While Intel P67 motherboards are on everyone's
back order list, the only other game in town is AMD's 890FX or Intel's previous generation platform -
the Intel P55 Express.
As you saw in the preceding benchmark charts, the Intel
Core i5 CPU and Intel P55 chipset are for the most part
equivalently paced against AMD quad-core Phenom II
X4 processors and the AMD 890FX chipset. The problem in choosing one or the
other is the feature sets on motherboards have ballooned so exponentially
that there's a lot more to consider than benchmark figures alone...
This brings us to the ASUS P7P55D Premium. This motherboard is
for the most part a good Intel socket 1156 Core i5 platform - it comes with
features the average user needs and many the overclocker would love to have. The
board itself is well built and well laid out.

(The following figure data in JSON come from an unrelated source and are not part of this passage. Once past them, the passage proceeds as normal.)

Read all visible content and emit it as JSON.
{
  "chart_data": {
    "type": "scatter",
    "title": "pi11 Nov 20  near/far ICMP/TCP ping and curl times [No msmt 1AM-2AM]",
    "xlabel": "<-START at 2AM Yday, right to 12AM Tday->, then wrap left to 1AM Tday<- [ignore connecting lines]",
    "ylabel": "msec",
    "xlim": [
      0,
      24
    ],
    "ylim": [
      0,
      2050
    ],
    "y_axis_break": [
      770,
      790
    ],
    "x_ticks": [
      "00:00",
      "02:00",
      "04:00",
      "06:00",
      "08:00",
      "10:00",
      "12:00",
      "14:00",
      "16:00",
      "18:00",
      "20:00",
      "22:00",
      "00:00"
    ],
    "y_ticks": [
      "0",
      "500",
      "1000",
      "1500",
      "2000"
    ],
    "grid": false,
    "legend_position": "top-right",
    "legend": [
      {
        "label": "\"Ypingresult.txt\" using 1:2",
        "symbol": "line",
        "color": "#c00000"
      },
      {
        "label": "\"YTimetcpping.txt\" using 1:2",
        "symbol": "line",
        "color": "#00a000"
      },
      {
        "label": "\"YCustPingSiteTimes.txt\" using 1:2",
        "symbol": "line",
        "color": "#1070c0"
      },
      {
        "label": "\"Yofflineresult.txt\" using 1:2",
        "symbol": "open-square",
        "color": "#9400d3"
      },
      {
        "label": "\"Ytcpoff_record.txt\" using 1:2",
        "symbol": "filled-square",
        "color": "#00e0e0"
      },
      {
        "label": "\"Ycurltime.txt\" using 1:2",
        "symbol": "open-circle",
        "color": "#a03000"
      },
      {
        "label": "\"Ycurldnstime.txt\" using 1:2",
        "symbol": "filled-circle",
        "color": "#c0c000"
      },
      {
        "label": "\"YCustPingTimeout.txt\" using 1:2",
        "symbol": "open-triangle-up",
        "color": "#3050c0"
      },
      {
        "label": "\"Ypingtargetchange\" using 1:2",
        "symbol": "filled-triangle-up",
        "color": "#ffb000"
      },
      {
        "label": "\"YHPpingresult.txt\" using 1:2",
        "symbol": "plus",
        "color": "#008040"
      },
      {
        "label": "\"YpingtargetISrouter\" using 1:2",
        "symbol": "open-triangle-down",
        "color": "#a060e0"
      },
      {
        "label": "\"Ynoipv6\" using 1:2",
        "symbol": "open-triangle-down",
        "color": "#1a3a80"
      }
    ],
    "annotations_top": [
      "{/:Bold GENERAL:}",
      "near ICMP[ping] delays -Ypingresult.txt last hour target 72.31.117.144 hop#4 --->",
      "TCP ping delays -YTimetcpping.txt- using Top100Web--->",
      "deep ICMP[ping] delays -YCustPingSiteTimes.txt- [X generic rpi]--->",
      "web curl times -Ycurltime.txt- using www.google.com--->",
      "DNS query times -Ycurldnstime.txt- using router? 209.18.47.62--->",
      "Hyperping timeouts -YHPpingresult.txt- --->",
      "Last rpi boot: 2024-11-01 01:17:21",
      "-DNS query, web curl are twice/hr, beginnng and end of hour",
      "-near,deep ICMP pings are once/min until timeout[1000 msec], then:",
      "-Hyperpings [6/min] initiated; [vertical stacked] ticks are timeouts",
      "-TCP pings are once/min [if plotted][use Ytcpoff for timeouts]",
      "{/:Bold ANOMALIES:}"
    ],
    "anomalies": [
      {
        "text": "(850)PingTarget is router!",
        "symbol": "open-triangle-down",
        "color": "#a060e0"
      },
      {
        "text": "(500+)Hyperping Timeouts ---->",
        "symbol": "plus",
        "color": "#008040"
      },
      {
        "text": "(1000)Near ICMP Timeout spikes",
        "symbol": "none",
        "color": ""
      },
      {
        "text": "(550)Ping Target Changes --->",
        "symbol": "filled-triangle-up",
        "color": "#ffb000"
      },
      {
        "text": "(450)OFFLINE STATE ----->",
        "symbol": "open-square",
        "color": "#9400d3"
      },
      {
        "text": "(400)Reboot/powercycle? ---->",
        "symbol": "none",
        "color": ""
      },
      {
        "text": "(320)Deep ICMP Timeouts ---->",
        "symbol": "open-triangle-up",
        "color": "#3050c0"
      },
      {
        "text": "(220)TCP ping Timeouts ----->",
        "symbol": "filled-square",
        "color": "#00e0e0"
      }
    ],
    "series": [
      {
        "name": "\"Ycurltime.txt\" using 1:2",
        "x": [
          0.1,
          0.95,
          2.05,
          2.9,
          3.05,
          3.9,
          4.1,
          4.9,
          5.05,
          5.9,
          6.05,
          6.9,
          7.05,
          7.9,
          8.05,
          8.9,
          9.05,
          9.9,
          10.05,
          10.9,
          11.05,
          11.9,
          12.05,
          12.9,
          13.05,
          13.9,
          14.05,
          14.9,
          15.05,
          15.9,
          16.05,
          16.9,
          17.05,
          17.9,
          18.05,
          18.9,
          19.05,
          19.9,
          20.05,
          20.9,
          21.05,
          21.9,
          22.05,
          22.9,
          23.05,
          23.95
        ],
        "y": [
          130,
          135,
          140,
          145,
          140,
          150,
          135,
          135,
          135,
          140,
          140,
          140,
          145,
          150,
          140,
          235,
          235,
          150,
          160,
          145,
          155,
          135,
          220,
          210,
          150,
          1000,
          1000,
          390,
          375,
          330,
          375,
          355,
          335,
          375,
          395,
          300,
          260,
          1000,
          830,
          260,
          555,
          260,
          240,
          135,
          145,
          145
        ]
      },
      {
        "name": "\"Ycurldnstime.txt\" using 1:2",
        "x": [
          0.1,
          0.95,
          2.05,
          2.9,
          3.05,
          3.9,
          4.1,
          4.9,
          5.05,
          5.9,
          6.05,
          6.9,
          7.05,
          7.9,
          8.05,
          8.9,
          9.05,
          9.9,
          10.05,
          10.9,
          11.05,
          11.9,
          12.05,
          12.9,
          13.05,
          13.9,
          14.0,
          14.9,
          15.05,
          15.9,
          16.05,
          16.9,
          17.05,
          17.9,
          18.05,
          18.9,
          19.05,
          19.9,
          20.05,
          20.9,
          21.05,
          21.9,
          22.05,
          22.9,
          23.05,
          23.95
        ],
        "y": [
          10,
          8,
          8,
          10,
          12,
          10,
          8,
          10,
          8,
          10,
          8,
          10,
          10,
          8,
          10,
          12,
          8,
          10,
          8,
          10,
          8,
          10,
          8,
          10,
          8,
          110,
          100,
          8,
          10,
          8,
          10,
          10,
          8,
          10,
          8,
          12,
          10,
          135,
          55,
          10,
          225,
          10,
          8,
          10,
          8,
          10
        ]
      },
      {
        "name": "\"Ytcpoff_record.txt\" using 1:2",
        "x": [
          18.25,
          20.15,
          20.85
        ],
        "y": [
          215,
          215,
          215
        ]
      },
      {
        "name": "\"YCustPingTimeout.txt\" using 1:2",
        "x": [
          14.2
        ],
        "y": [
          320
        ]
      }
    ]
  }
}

A bit of extra engineering goes into the P7P55D Premium
to try and differentiate it from the mass of P55 motherboards long in the
market. For example, ASUS boost the CPU power phases to 32 - decreasing VRM heat
by spreading it out over more components and improving board power efficiency as
unused power phases can be disabled, potentially lengthening component lifespan.
The memory gets a 3 phase power supply and controls that enable significant
over-volting.
Beyond that, ASUS include operating
system independent tools like ASUS ExpressGate which allow a limited set of
functionality very quickly; for example access to the internet when Windows has
crashed. Fan Xpert makes it possible to control the speed of CPU and chassis
fans, so manual fan speed controllers need not be bought. The list goes on and
on...
That's not to say P7P55D Premium is the perfect
embodiment of a motherboard however. PCSTATS is particularly unimpressed by ASUS
utilizing physical USB 3.0 ports on a board that does not actually support
anything other than USB 2.0. Nor are we happy that the one eSATA port is
relegated to a bracket that must cannibalize an existing internal SATA jack. A
single PCI Express 2.0 x16 slot running at x16 mode is to be expected, support
for x8/x8 mode for Crossfire/SLI is typical, but not ideal either.
With dual channels of DDR3 memory running at speeds up
to DDR3-2133, some extra frills like Firewire, SATA III, dual 1GbE networking
and the like, it's really the special overclocking controls where the ASUS attempts to
differentiate itself. If overclocking is the name of your game, these tools and
software based overclocking features may very well slant the table in this
boards favour.
The benchmark results were, expectantly, flat among the
different Intel P55 platforms PCSTATS tested. This is what to expect from
identical chipsets tested with identical hardware. The ASUS P7P55D Premium
motherboard performs at stock like the next - we all know this. Where the ASUS
P7P55D Premium motherboard shines is in its overclocking options and endless
list of features that we were only able to scratch the surface of.
As far as overclocking, PCSTATS managed to overclock the
board's BCLK to a modest 200MHz. Overclocking is luck of the draw and voltage
options are not something we typically mess around with, so you may be able to
reach much higher levels, possibly at the expense of some hardware if you're too
aggressive. TurboV Evo provides a whole set of overclocking and over-volting
tools for the folks who like to overclock within the Windows environment, rather
than the BIOS. The TurboV Evo remote is a neat tool to augment this, but it's
really not necessary either.
Bottom line, the ASUS P7P55D Premium is a solid
motherboard by benchmark results most certainly, by overclocking tools and
features for sure... but PCSTATS doesn't think it's a great buy at this point in
time. Having tested a few of the P7P55D's different flavours, we'd opt for the
ASUS P7P55D-E Pro instead. That platform is
better bang for your P55 + Core i5 buck.